Trade is one of the channels through which the green transition will impact the LAC region. It represents a challenge in that, over the last two decades, LAC has consistently posted a deficit in its trade in environmental goods (environmental specific services, environmental sole-purpose products, adapted goods and environmental technologies). Three-quarters of the region’s imports of environmental goods come from China, the United States and the European Union, while intraregional imports account for just 5% of total expenditure. Moreover, regional export capacity is highly concentrated: between 2018 and 2020, just one country (Mexico) accounted for 84% of regional exports of environmental goods.
The European Green Deal may have implications for LAC countries, potentially affecting trade between the two regions.
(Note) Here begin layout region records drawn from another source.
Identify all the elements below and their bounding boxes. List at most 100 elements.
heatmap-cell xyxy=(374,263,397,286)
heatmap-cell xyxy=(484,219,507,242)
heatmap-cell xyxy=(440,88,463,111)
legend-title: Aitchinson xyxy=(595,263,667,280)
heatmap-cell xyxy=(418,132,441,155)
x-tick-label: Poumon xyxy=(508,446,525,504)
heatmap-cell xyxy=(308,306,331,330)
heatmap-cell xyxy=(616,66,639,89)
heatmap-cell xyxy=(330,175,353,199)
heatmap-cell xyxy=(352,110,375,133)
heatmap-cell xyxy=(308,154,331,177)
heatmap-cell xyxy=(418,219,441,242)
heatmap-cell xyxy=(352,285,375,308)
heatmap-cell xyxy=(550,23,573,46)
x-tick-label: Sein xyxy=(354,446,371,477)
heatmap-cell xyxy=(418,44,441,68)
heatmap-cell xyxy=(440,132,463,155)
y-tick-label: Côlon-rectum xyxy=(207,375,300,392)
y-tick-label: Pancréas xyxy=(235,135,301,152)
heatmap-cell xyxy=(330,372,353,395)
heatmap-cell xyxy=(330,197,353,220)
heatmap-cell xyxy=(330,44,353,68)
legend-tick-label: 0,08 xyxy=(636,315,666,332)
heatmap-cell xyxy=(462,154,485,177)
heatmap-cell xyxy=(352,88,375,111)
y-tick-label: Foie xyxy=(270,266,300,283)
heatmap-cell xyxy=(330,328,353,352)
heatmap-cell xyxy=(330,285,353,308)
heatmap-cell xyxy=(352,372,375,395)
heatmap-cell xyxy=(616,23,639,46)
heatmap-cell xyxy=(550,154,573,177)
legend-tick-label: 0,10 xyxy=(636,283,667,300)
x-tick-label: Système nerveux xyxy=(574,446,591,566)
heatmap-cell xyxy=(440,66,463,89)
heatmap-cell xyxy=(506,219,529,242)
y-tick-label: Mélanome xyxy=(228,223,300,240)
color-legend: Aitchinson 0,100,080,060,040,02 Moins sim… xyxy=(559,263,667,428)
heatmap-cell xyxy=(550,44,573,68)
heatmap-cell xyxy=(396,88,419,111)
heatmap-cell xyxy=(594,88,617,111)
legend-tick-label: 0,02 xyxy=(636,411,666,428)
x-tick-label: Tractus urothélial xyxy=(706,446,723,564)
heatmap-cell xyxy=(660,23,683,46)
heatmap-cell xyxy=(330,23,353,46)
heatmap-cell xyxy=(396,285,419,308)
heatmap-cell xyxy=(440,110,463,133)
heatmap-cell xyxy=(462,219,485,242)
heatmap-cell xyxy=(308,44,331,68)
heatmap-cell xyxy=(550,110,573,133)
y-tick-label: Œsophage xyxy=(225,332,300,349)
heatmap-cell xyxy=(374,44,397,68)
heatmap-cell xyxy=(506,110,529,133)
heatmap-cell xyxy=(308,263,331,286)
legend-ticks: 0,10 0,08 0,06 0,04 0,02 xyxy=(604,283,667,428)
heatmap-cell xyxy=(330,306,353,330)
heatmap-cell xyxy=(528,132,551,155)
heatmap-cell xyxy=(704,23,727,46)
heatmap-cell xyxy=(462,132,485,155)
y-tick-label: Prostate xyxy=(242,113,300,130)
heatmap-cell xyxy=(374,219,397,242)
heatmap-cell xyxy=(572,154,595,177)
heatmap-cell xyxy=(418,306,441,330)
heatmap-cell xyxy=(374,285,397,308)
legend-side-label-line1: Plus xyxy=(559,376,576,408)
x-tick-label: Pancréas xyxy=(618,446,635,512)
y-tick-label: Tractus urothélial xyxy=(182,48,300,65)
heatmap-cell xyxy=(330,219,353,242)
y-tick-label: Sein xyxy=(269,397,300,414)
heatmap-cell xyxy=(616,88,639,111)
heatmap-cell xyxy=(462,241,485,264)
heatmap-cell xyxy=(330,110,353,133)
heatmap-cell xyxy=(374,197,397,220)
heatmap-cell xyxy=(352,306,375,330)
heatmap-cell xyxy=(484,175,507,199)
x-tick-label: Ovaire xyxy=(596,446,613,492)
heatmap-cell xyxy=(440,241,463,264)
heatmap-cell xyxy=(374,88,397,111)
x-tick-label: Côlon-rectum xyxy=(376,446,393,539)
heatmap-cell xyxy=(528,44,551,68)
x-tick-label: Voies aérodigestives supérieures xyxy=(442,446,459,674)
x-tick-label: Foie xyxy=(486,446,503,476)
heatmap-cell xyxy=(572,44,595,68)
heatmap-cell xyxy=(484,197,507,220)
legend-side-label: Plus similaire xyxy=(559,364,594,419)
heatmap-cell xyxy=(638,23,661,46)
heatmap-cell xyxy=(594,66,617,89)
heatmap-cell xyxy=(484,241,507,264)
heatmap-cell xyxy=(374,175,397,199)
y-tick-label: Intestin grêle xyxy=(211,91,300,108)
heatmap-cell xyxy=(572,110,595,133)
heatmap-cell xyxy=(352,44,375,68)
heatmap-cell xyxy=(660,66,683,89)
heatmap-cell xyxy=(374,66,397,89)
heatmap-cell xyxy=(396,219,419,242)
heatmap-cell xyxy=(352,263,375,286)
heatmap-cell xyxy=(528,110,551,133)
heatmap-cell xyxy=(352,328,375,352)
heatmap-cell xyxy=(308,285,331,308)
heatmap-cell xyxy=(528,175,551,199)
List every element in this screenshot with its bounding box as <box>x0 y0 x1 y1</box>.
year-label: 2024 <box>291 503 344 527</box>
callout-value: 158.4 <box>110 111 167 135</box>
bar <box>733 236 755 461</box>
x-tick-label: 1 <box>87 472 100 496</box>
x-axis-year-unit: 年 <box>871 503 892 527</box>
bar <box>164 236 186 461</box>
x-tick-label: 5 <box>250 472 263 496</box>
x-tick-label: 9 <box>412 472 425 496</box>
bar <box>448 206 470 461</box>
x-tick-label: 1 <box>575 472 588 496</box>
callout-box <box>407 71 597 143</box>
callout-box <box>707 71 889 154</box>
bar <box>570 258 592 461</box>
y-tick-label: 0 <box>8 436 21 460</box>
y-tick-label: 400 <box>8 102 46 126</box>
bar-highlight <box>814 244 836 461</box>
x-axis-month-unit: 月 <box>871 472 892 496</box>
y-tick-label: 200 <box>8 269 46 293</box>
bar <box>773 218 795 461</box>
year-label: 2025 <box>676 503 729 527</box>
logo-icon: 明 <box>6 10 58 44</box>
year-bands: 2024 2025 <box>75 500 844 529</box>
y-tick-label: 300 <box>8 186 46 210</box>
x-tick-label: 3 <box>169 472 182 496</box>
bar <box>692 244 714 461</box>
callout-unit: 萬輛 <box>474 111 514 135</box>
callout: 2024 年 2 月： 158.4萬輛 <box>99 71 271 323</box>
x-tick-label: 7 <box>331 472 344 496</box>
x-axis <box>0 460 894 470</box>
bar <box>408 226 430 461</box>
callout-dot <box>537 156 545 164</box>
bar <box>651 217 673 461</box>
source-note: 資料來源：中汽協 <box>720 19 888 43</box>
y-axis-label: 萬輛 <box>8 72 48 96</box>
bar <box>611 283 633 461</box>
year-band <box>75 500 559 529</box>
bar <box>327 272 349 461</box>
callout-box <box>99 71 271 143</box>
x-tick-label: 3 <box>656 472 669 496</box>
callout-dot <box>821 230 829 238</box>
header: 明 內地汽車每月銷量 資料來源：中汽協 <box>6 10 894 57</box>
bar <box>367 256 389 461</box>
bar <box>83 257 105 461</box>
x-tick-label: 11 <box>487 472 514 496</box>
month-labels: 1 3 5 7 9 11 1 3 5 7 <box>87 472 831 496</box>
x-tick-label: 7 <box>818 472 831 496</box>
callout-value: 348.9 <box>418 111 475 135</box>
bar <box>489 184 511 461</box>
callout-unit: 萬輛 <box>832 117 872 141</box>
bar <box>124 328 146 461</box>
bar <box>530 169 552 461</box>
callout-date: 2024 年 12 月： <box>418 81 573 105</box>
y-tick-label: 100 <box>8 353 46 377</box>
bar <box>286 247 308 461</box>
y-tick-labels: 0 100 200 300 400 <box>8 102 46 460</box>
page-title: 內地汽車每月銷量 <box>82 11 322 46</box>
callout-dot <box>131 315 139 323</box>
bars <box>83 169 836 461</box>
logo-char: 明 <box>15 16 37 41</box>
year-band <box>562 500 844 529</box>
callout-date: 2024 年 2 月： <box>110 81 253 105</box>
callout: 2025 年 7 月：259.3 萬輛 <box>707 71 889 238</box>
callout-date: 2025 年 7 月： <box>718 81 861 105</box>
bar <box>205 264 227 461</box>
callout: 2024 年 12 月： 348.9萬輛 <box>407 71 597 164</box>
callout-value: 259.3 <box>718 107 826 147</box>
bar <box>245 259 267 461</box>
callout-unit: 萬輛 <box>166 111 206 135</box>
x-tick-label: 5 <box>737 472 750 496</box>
In particular, as the EU Green Deal increases demands for traceability, transparency, compliance and due diligence, as well as low-carbon, organic and sustainable production and reinforcement of the circular economy, LAC countries will need to adapt to these new international environmental standards and regulations. LAC countries that trade with Europe have the opportunity to align national climate change mitigation plans so as to use “the new rules of the game” to execute a productive transition.
Indeed, the trade channel holds opportunities as well. The transition to a circular economy requires LAC countries to design specific public policies for the entire life cycle of products, including production, consumption, waste management and recycling. Public and private investments and co-operation are critical for increasing capacity building, innovation and technology transfer. Transitioning to the circular economy also depends on the co-ordination of LAC’s national and international efforts. From reducing tariffs and non-tariff barriers to enhancing the granularity of international trade classifications, harmonising standards for circular economy goods could help firms, countries and regional actors adopt sustainable practices.